La Cueva de la Pileta – Neolithic rock art

A few years ago when I was traveling through southern Spain in the Andalusia region. In that region there are a series of whitewashed towns located on the tops of the hills. As well as being picturesque, the city’s sites helped with defense, as this was the last area contested by the Moors at the time of the Spanish reconquest of Spain in the late 15th century. These towns are simply known as “Los Pueblos Blancos” or the white towns. While this region seems very old to most Americans, what we were looking for was much older. Near Rhonda, the cradle of bullfighting, and located above the town of Benaoján, we had read of the existence of a cave containing Paleolithic rock art. Unlike the better known caves in Europe, this cave is still open to the public and the family of the farmer on whose land the cave resides takes daily tours.

We wander off the beaten track in search of this cave. Our route took us through these little towns and at least once led us down a street that quickly narrowed to a pedestrian path. The path got smaller and smaller until I literally had to wait for an old woman to climb onto her front step until there was room for me to pass. We turned a corner and got stuck. He wasn’t sure if the car would make it to the next corner. Finally, with my wife positioned in the front of the car and our friend in the back, we went on and on until we could get to the corner. It turned out that we had missed a key turn in the road without realizing it when the road almost doubled over on itself in the Andalusian hills.

With our sense of orientation restored, we reached the small parking lot at La Cueva de la Pileta without incident. A short uphill walk leads to a metal gate that blocks the entrance to the cave. There was no one else waiting when we arrived and we were left waiting with no instructions and just hoping this was our destination. As we waited, more and more people gathered, increasing our confidence that we were at least in the right place. The small group that came together came from all over the world, but predominantly from Europe. We exchange stories in English and other shared languages ​​with an intrepid group of travelers. This is not the type of destination where you are likely to see a bus full of Japanese tourists. We had heard that tours run every half hour, but this is not the type of operation that is done accurately. After waiting a while (more than half an hour), the door was opened to return the small group of tourists before and we were allowed to enter. We paid our small entrance fee, were instructed not to use our camera flash, and set off behind our guides.

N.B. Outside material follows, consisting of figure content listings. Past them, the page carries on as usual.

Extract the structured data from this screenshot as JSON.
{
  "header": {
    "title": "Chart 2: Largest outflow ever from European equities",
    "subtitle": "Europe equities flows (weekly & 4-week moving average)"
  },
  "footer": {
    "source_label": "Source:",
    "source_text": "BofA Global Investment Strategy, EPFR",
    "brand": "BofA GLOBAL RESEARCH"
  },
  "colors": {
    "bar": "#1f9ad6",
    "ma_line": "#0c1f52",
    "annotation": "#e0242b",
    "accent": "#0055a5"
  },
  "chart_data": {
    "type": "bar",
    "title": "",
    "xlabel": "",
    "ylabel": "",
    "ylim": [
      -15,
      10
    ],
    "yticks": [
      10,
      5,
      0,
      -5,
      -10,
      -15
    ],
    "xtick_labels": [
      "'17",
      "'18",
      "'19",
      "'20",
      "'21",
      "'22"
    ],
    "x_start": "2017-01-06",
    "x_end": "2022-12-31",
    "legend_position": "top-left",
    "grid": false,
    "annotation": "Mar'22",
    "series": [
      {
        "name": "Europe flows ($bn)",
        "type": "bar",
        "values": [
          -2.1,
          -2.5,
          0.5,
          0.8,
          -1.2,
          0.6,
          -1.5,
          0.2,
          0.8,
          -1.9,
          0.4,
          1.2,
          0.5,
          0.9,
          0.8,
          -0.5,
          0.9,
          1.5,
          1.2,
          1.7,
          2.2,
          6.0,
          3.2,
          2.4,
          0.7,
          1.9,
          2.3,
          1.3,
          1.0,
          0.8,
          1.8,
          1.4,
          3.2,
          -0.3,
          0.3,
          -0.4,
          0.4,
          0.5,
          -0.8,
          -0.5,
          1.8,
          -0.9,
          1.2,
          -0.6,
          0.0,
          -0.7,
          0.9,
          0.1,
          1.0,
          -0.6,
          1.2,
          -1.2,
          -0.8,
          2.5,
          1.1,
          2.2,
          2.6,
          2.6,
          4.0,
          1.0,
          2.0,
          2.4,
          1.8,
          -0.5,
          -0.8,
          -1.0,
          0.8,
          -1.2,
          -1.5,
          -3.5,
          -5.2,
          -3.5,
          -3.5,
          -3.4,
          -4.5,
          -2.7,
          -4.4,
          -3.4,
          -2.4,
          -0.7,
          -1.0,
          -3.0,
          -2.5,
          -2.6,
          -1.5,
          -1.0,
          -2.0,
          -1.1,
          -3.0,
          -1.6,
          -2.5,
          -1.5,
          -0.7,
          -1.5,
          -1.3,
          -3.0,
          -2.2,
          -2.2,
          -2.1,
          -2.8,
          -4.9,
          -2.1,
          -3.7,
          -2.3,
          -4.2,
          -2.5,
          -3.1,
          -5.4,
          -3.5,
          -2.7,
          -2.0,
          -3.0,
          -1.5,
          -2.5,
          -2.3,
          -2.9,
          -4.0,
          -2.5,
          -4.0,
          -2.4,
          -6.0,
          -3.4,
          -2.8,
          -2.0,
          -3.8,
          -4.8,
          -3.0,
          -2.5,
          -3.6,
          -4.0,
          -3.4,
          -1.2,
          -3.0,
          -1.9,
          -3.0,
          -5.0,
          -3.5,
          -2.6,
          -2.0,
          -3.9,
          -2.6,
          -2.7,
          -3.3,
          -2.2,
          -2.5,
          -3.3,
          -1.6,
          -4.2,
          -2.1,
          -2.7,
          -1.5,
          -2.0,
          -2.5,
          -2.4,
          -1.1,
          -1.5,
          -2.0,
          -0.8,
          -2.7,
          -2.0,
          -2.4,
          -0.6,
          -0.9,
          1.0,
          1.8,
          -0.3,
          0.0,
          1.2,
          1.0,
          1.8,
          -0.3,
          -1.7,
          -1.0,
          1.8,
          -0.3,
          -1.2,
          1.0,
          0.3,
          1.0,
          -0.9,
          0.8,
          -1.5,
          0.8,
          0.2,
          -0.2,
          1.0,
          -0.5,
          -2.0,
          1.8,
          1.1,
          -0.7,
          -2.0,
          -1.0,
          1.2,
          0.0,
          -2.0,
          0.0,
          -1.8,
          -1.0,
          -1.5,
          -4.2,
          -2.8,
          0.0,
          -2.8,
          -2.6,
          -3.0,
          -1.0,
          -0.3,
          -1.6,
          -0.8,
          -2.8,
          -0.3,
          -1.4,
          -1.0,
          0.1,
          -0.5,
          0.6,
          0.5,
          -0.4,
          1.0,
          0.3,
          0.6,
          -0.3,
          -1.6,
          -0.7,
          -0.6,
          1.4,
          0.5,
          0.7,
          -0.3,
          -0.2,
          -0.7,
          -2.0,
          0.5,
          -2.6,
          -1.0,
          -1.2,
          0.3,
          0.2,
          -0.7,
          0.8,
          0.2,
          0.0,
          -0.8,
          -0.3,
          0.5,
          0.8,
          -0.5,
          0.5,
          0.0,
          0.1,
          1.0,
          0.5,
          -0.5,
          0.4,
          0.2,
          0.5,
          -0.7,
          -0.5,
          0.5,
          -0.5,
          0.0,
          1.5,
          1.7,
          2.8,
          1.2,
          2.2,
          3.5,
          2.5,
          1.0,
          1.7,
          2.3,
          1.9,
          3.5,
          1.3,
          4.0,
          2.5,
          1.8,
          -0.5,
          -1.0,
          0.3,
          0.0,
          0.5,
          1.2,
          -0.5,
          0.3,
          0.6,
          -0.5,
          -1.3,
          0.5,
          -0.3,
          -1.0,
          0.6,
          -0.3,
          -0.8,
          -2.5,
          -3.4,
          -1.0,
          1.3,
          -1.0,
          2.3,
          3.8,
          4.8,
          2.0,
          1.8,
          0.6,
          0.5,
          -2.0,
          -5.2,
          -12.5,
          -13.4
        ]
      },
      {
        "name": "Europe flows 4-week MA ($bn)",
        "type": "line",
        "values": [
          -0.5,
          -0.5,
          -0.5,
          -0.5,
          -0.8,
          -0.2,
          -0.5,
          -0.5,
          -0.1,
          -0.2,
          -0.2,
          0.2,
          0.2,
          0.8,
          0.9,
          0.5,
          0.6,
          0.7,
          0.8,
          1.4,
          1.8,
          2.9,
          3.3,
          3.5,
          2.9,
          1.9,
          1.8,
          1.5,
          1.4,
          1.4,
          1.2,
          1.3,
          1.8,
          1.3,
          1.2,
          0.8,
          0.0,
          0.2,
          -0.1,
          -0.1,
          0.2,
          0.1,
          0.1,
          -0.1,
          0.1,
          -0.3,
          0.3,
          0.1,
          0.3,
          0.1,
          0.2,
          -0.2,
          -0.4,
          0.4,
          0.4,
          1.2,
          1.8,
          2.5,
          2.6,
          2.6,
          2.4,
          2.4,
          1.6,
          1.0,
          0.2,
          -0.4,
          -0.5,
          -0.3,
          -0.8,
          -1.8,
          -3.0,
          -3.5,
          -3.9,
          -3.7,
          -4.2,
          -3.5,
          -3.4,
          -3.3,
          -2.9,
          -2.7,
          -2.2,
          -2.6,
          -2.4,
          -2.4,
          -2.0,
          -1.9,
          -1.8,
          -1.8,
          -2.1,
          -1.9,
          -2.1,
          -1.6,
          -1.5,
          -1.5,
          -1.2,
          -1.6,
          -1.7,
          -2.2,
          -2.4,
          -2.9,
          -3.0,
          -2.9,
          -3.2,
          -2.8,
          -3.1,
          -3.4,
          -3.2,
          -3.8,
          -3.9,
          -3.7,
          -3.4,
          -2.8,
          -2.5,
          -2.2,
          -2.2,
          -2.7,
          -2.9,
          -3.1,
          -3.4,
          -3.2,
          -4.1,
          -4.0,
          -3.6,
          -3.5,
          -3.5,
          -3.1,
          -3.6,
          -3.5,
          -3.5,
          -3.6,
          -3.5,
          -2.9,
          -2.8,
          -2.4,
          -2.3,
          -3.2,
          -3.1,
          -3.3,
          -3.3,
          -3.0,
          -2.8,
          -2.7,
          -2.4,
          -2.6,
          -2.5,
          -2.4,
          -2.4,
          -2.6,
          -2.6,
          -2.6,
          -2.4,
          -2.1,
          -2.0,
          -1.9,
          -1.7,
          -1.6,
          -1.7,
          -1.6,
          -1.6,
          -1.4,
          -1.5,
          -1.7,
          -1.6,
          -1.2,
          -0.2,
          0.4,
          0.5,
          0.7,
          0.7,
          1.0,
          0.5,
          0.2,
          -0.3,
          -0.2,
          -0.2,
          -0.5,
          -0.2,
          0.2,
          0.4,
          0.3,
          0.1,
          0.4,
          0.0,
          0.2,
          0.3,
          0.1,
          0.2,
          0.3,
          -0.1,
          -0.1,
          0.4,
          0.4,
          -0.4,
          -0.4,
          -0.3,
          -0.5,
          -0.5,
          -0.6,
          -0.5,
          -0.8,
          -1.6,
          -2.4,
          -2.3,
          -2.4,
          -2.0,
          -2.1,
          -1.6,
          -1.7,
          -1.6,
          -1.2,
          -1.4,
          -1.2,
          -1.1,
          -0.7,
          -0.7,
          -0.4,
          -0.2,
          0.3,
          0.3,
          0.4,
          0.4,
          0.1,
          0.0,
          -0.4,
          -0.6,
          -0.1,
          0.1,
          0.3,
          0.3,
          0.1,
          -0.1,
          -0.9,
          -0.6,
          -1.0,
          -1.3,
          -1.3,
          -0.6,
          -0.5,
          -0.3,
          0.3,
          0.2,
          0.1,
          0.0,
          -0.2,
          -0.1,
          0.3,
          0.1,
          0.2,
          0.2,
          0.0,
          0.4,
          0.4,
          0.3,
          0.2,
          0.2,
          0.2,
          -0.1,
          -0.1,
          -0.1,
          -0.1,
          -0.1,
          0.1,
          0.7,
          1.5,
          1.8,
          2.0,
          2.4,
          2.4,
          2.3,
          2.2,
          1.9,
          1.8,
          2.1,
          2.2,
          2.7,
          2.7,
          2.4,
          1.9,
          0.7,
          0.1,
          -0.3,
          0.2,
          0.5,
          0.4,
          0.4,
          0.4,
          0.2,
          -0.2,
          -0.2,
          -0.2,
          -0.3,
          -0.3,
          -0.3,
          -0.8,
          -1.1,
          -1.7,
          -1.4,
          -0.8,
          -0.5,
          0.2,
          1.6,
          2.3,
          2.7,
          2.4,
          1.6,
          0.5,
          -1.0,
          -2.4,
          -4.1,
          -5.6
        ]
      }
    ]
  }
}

The only source of illumination in the cave is a pair of oil lanterns carried by the guides. We follow them through a series of chambers and down a series of stairs further into the cave. Here and there along the walls were marked drawings of horses, fish and game. There were also simple pad marks on the wall, as if someone was recording the time. Some time ago, a long time ago, a small group of the first Spaniards (probably not related to the Spaniards of today but to the Basques) took refuge in this cave. The oldest rock art is estimated to be around 25,000 years old. Archaeologists say that the pottery found in this cave is one of the oldest found in Europe.

Overall, this family-friendly destination provided an extraordinary journey off the beaten track of tourist crowds and a wonderful and rare peak dating back to prehistoric times.